Für Transsexuelle gibt es geschlechtsangleichende Maßnahmen, welche helfen, das körperliche Geschlecht an das soziale Geschlecht anzupassen. Diese sind einerseits Hormonersatztherapien und hormonblockierende Medikamente, mit denen unter anderem sekundäre Geschlechtsmerkmale ausgebildet werden. Auf Hormontherapien folgen meist geschlechtsangleichende Operationen. Dazu gehören unter anderem die Entfernung der Brust oder diverse genitalangleichende Eingriffe.

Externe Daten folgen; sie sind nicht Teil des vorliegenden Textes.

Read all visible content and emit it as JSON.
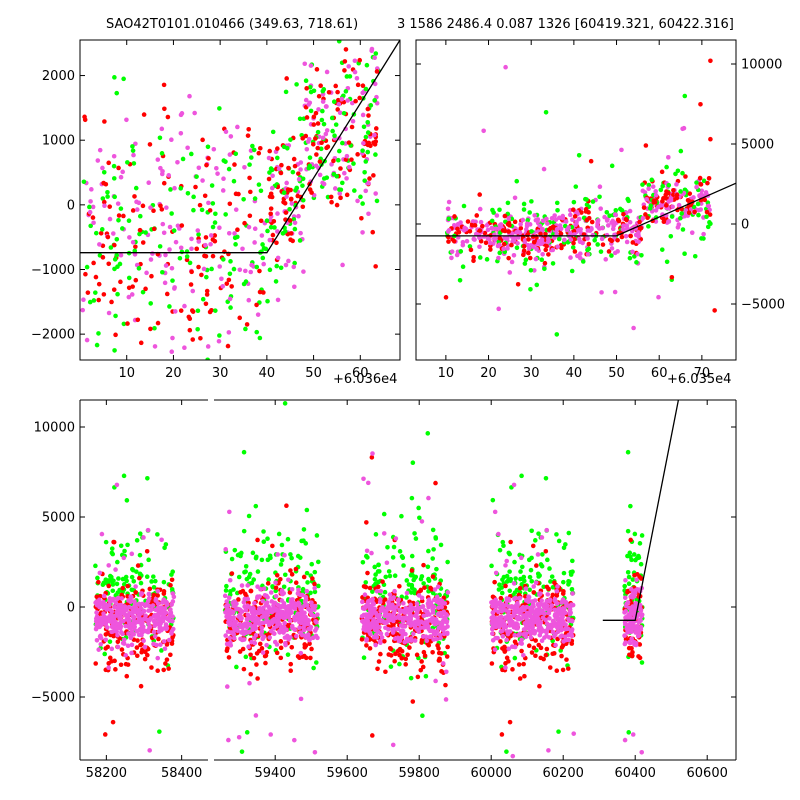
{
  "header": {
    "left": "SAO42T0101.010466 (349.63, 718.61)",
    "right": "3 1586 2486.4 0.087 1326 [60419.321, 60422.316]"
  },
  "colors": {
    "green": "#00ff00",
    "red": "#ff0000",
    "magenta": "#ee55dd",
    "line": "#000000"
  },
  "chart_data": [
    {
      "type": "scatter",
      "id": "top-left",
      "offset_label": "+6.036e4",
      "x_ticks": [
        10,
        20,
        30,
        40,
        50,
        60
      ],
      "y_ticks": [
        -2000,
        -1000,
        0,
        1000,
        2000
      ],
      "xlim": [
        0,
        68.5
      ],
      "ylim": [
        -2400,
        2550
      ],
      "fit_line": [
        [
          0,
          -740
        ],
        [
          40,
          -740
        ],
        [
          68.5,
          2550
        ]
      ],
      "clusters": [
        {
          "x": [
            0.5,
            40
          ],
          "y": [
            -2200,
            1500
          ],
          "yc": -500,
          "n": 420
        },
        {
          "x": [
            40,
            48
          ],
          "y": [
            -1800,
            1000
          ],
          "yc": 0,
          "n": 140
        },
        {
          "x": [
            48,
            64
          ],
          "y": [
            -600,
            2500
          ],
          "yc": 1200,
          "n": 260
        }
      ]
    },
    {
      "type": "scatter",
      "id": "top-right",
      "offset_label": "+6.035e4",
      "x_ticks": [
        10,
        20,
        30,
        40,
        50,
        60,
        70
      ],
      "y_ticks": [
        -5000,
        0,
        5000,
        10000
      ],
      "xlim": [
        3,
        78
      ],
      "ylim": [
        -8500,
        11500
      ],
      "fit_line": [
        [
          3,
          -740
        ],
        [
          50,
          -740
        ],
        [
          78,
          2550
        ]
      ],
      "clusters": [
        {
          "x": [
            10,
            22
          ],
          "y": [
            -2500,
            800
          ],
          "yc": -600,
          "n": 120
        },
        {
          "x": [
            22,
            36
          ],
          "y": [
            -2500,
            1500
          ],
          "yc": -700,
          "n": 220
        },
        {
          "x": [
            36,
            56
          ],
          "y": [
            -2500,
            1500
          ],
          "yc": -400,
          "n": 260
        },
        {
          "x": [
            56,
            72
          ],
          "y": [
            -1000,
            3500
          ],
          "yc": 1300,
          "n": 220
        }
      ]
    },
    {
      "type": "scatter",
      "id": "bottom",
      "x_ticks": [
        58200,
        58400,
        59400,
        59600,
        59800,
        60000,
        60200,
        60400,
        60600
      ],
      "y_ticks": [
        -5000,
        0,
        5000,
        10000
      ],
      "ylim": [
        -8500,
        11500
      ],
      "segments": [
        {
          "xlim": [
            58130,
            58470
          ],
          "ticks": [
            58200,
            58400
          ]
        },
        {
          "xlim": [
            59230,
            60680
          ],
          "ticks": [
            59400,
            59600,
            59800,
            60000,
            60200,
            60400,
            60600
          ]
        }
      ],
      "fit_line": [
        [
          60310,
          -740
        ],
        [
          60400,
          -740
        ],
        [
          60520,
          11500
        ]
      ],
      "groups": [
        {
          "x": [
            58170,
            58380
          ],
          "n": 650
        },
        {
          "x": [
            59260,
            59520
          ],
          "n": 750
        },
        {
          "x": [
            59640,
            59880
          ],
          "n": 750
        },
        {
          "x": [
            60000,
            60230
          ],
          "n": 750
        },
        {
          "x": [
            60370,
            60420
          ],
          "n": 220
        }
      ]
    }
  ]
}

Im öffentlichen Leben gibt es nur wenige prominente Vorbilder, die zu einem positiven Verständnis führen. 2010 veröffentlichte der ehemalige Profi-Sportler Balian Buschbaum seine Biografie Blaue Augen bleiben blau, in der er über seine Transsexualität spricht und Aufklärungsarbeit zu diesem Thema leistet. Lana Wachowski, Regisseurin der Matrix-Filme, outete sich 2012 öffentlich als transsexuell, lebte aber bereits seit Ende der 1990er Jahre als Frau. Das jüngste prominente Beispiel ist Chelsea Manning, besser bekannt unter ihrem früheren Namen Bradley Manning, die als Whistleblower vertrauliche militärische Dokumente an WikiLeaks übermittelte und sich outete, nachdem sie zu 35 Jahren Haft verurteilt wurde.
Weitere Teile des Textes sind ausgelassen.